Un vote gagnant

Des différences tactiques ou presque

Au onzième jour de la campagne électorale et une semaine avant le débat des chefs, les médias s’emballent autour d’une certaine effervescence crée par l’élan donné aux élections par les soi-disant bons coups de la Coalition Avenir Québec, notamment la présentation de deux candidatures de poids, Gaétan Barette et surtout Jacques Duchesneau. Les analystes font aussi l’éloge de la tactique employée par les Libéraux et les Caquistes qui annoncent à tous les jours des promesses bombons fondées sur du populisme de droite à la Duplessis. Cent dollars pour les livres scolaires, de l’argent pour changer les fenêtres de votre maison, un médecin pour tous d’ici un an etc… On reproche au Parti québécois un programme électoral plus abstrait : assainissement du financement des partis politiques, mesures de relance économique, rapatriement du programme d’assurance-emploi et révision de la mission de la Caisse de dépôt.

Déjà avant le déclenchement des élections la ressemblance étroite entre le Parti de Jean Charest et celui de François Legault s’était révélée par leur approche commune à l’égard du conflit étudiant et de la Loi 12 (anciennement projet de loi 78). Partisans tous les deux de la loi et l’ordre, le PLQ et la CAQ se sont toujours illustrés par leur anti-syndicalisme acharné et leur liaison étroite avec les grandes corporations et leurs têtes dirigeantes, en particulier Paul Desmarais et Charles Sirois. Ces derniers flirtant autant avec l’un et l’autre, démontrent qu’en tout temps la CAQ fut mise sur pied comme moyen de rechange à un parti libéral fortement discrédité dans l’opinion publique. Un moyen de rechange mais pas de changement comme le veut le slogan de la CAQ, puisqu’en réalité les changements proposés ne visent qu’à réaliser un coup de barre encore plus agressivement à droite, plus décidé à briser les acquis sociaux et démocratiques du Québec. Ainsi le veut la grande bourgeoisie et ses corporations qui tirent les ficelles des deux partis.

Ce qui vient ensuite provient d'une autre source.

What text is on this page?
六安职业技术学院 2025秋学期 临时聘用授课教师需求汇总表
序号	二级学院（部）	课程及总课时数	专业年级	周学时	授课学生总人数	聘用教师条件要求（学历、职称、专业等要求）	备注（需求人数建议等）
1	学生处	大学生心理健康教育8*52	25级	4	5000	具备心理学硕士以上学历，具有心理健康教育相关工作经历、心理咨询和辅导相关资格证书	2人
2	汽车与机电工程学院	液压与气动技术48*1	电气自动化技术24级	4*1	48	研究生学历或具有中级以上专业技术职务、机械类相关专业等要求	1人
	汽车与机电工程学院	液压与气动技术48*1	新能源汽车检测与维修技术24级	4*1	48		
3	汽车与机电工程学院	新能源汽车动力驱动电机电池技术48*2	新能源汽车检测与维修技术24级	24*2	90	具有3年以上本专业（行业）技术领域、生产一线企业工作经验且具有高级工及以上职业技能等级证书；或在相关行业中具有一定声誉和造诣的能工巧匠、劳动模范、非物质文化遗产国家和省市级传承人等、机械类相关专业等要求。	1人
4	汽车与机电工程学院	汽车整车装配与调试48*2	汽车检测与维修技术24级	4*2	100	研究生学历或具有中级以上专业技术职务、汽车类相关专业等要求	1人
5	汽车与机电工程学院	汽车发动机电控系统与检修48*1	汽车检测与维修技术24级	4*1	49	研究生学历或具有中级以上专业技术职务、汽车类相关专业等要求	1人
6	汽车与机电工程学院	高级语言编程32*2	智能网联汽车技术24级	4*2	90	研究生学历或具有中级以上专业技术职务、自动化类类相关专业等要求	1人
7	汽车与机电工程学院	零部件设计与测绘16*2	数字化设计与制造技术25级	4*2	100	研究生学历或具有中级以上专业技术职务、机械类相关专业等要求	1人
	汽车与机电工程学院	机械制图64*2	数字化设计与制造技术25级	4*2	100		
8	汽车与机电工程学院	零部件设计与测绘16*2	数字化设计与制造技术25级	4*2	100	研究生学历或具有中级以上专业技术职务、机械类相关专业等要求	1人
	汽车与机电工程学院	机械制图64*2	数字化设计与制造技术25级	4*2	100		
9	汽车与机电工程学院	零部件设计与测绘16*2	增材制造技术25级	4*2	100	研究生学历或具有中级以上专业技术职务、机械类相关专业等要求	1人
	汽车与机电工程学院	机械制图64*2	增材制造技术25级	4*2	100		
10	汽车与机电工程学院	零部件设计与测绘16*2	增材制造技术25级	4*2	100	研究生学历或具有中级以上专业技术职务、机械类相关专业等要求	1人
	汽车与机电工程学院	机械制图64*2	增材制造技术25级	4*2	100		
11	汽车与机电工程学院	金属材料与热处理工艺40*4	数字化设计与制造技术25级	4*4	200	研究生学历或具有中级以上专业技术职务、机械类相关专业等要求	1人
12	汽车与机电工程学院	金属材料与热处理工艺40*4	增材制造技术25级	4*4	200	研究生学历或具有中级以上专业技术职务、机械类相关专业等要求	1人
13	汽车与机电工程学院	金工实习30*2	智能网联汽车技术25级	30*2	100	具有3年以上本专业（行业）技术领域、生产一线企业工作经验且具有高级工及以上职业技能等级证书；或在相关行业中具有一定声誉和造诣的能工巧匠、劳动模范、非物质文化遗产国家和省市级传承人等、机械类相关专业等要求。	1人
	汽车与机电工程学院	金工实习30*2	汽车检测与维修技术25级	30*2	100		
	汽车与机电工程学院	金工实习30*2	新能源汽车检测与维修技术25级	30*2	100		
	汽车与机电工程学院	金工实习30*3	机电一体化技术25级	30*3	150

Les différences d’approche dans la campagne électorale entre la CAQ et le PLQ d’un côté et le PQ de l’autre ne sont toutefois pas, comme le laissent entendre les médias, que des différences tactiques et de communication. Les mesures préconisées par le PQ s’adressent essentiellement à la petite bourgeoisie québécoise que ce dernier représente depuis le tout début de sa création. C’est à elle que s’adressent principalement les ambitions d’un plus grand contrôle sur la Caisse de dépôt. Il ne serait d’ailleurs pas surprenant que Michael Sabia, actuel dirigeant de la Caisse, un autre invité de Sagard et proche collaborateur du gouvernement fédéral alors qu’il était à la tête de Bell Canada, soit une des premières victimes d’un futur gouvernement péquiste.

Toujours est-il qu’un gouvernement péquiste, caquiste ou libéral, qu’il représente les intérêts de la grande bourgeoisie et des grandes corporations financières et industrielles ou qu’il serve de tremplin pour donner plus de place à la petite bourgeoisie québécoise au sein de l’establishment économique, ne sera toujours en bout de ligne, qu’un gouvernement au service des entreprises et des grandes corporations. Celles qui décideront des politiques du gouvernement.

La trêve en question

L’immense prise de conscience sociale et économique qu’a fait naître au Québec le mouvement étudiant et surtout sa forte résistance aux politiques du gouvernement Charest fut le principal obstacle à la réalisation tout azymut de l’agenda néolibéral au Québec. Bien qu’il n’ait s’agit que d’une action de résistance, ce mouvement a mis en lumière le fait que cet agenda visait à réduire par tous les moyens possibles, y compris par la récupération via les coupures et les frais de services, dont les frais à l’éducation, la valeur de la force de travail. En d’autres mots, après avoir gelé et même coupé les salaires, après l’adoption d’un programme de dilapidation des ressources naturelles, après lui avoir offert des exemptions d’impôts de toutes sortes, après avoir trempé dans les plus basses magouilles de la corruption, c’est jusque dans les fonds de tiroir des travailleurs et de la population en général, ce qu’on appelle les 99%, qu’on va chercher l’argent pour engraisser encore davantage les profits et la richesse de l’establishment économique.

La prise de conscience de cette réalité fait en sorte qu’il devient de plus en plus difficile de tromper la population. D’où le rejet du gouvernement Charest au sein de la population et la nécessité pour la grande bourgeoisie de se trouver un nouveau cheval de bataille. Il n’en demeure pas moins que son substitut, la CAQ, n’arrive pas à se distinguer de l’original.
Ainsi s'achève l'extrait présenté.